Padahal dengan adanya regulasi pencegahan dan penanganan kasus kekerasan seksual, akan membuka peluang besar bagi penyintas untuk mendapatkan keadilan dalam penyelesaian kasusnya. Faktanya, universitas di Indonesia masih sangat sedikit yang menerapkan regulasi khusus pencegahan dan penanganan kasus kekerasan seksual. Baru beberapa kampus yang menerapkannya, di antaranya: Universitas Indonesia, UGM, Fakultas Film dan Televisi Institut Kesenian Jakarta (FFTV-IKJ), dan Perguruan Tinggi Keagamaan Islam atau universitas yang berada di bawah Kementerian Agama (Kemenag).
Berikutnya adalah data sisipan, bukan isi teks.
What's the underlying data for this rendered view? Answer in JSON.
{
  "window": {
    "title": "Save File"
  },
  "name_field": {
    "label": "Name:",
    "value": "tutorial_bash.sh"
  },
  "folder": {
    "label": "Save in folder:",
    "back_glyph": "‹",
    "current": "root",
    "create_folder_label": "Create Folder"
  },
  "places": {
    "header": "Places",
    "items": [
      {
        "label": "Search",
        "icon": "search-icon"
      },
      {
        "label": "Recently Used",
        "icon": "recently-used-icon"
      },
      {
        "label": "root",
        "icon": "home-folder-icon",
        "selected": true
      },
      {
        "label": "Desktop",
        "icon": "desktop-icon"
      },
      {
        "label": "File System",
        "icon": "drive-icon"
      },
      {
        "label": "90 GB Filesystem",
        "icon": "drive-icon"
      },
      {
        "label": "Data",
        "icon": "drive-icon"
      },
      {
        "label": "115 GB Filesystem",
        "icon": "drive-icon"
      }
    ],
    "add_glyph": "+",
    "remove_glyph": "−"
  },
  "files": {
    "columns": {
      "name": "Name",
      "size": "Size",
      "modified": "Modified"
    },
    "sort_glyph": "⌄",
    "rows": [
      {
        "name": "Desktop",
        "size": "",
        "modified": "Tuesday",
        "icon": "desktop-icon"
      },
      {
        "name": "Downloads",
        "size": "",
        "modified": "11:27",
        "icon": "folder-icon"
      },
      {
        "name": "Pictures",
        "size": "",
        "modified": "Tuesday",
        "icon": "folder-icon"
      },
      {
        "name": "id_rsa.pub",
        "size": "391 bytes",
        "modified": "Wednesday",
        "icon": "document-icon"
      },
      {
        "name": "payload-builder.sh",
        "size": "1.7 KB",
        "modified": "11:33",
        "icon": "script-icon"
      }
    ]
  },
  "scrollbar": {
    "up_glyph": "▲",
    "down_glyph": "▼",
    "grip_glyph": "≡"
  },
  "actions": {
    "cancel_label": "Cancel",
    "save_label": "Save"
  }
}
UI membuat Buku Saku Pedoman Penanganan Kekerasan Seksual dan memiliki posko pengaduan kekerasan seksual, UGM menerapkan aturan tersebut melalui Surat Keputusan Rektor, sejak awal tahun 2020 setelah kasus Agni menguak ke publik, Dekan FFTV-IKJ mengeluarkan surat edaran untuk para dosen dan mahasiswa, surat itu mengatur sanksi terhadap pelaku berupa: surat teguran, skorsing atau dikeluarkan (DO), dan surat keputusan Direktur Jendral Pendidikan Islam nomor 5494 tahun 2019 tentang Pedoman Pencegahan dan Penanggulangan Kekerasan Seksual Pada Perguruan Tinggi Keagamaan Islam.
Kementerian Pendidikan dan Kebudayaan (Kemendikbud) sebagai pihak yang menaungi kampus-kampus di seluruh Indonesia belum memiliki aturan khusus penanganan kekerasan seksual di lingkungan kampus. M. Nasir, Menteri sebelumnya, menyerahkan sepenuhnya mekanisme penanganan kasus kekerasan seksual di lingkungan kampus kepada rektor masing-masing universitas.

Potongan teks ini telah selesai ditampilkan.